- Genre: Talk show
- Directed by: Konstantin Kuts (2001–2003) Mikhail Anisimov (2003–2004) Roman Butovsky (2004–2009) Aleksei Morozov (2010–2024)
- Presented by: Andrey Malakhov (2001–2017) Dmitry Borisov (since 2017)
- Country of origin: Russia
- Original language: Russian

Production
- Executive producers: Sergey Kuzmenko (2001–2004) Gulnara Ilchinskaya (2004–2009)
- Producers: Alexander Mitroshenkov, Larisa Krivtsova (2001–2004) Natalia Nikonova (2004–2009) Mikhail Sharonin, Natalia Galkovich (2010–2024)
- Camera setup: Multiple
- Running time: 60 minutes

Original release
- Network: Syndicated Channel One Russia and affiliates
- Release: July 23, 2001 – present

= Let Them Talk (talk show) =

Let Them Talk (Пусть говорят, transliterated: Pust' govoryat) is a Russian talk show hosted by Dmitry Borisov. It invites guests to appear before a studio audience to address personal issues, such as crime, drug abuse, suicide, prostitution, and infidelity, as well as social issues, such as bombings, migration, and international relations.

The program is inspired by the American Jerry Springer show, although it was originally conceived as a clone of the Oprah Winfrey show.

==Notable episodes==
Actress Lindsay Lohan appeared on the show in 2016. A leak contract showed that she had originally demanded a fee of $860,000 and an audience with Vladimir Putin if she were to appear on the show.

On Tuesday, February 1, 2017, rape victim Diana was a guest on the show. She talked about her rape at the hands of a 21-year-old man Semyonov. Semyonov was sentenced to eight years in a prison colony for “rape” and “violent acts of a sexual nature.” An appellate court later reduced his sentence to three years and three months. Commentators blamed Diana for provoking sexual assault. Almost all the panelists and most of the audience were clearly on the side of Semyonov. The show spawned many online debates and memes.

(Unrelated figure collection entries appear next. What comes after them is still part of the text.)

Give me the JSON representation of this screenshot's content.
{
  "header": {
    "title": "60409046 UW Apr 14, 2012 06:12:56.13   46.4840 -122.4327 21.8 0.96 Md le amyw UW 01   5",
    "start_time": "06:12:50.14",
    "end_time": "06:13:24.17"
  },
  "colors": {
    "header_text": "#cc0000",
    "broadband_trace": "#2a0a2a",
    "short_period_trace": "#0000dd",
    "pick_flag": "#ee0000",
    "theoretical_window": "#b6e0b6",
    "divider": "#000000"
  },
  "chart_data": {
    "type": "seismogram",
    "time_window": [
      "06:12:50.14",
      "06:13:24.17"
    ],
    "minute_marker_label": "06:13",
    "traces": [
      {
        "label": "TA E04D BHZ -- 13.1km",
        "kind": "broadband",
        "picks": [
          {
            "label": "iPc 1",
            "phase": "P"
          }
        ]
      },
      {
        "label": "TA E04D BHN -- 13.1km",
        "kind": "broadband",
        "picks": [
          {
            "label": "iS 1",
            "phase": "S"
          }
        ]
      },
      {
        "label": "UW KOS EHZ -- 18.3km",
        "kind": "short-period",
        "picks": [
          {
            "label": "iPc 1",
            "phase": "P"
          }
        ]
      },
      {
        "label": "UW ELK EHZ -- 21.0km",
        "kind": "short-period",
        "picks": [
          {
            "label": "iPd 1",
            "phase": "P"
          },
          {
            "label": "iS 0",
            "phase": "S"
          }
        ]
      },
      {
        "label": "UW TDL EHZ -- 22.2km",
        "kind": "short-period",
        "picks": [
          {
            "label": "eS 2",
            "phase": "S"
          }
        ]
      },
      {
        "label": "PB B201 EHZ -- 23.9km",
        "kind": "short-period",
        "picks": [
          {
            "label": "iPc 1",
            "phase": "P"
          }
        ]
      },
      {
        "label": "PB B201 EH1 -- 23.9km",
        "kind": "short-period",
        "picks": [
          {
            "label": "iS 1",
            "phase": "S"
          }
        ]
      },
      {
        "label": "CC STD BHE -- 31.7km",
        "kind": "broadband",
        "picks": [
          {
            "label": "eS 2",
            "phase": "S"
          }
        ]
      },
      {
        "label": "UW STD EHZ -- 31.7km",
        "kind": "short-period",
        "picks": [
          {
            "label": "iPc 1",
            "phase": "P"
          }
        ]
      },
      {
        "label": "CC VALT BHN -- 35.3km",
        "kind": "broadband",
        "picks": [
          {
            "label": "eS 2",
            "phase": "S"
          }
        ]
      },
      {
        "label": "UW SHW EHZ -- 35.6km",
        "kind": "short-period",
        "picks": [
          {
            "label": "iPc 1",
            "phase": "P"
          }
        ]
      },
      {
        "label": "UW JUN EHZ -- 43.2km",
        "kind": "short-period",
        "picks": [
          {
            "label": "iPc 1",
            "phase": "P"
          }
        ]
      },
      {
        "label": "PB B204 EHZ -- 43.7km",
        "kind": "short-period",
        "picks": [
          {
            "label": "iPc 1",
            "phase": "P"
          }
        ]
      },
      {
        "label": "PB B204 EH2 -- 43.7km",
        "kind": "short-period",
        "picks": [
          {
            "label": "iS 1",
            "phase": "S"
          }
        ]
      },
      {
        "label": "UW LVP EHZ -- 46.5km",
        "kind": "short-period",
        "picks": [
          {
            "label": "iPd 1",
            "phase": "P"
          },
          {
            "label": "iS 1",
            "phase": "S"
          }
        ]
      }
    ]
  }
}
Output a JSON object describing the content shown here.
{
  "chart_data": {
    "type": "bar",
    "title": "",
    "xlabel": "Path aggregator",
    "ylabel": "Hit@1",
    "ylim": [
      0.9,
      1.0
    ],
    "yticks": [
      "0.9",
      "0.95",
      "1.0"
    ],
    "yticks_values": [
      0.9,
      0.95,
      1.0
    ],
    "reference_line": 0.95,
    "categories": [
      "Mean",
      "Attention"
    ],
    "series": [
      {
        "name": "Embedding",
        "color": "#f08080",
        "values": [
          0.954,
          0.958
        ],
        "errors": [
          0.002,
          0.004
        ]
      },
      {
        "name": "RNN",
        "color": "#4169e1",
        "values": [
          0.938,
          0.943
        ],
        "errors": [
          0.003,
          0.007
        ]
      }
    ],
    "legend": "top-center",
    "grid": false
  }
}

In early 2017, Nadezhda Semenyuk, former wife of triathlete Roman Paralonov, went on the show with her ex-husband, who had severely beat her.

In September 2024, it became known about the final return of "Let Them Talk" in an updated version. Filming began on October 29, 2024. The program will resume airing on November 11, 2024 at 19:50.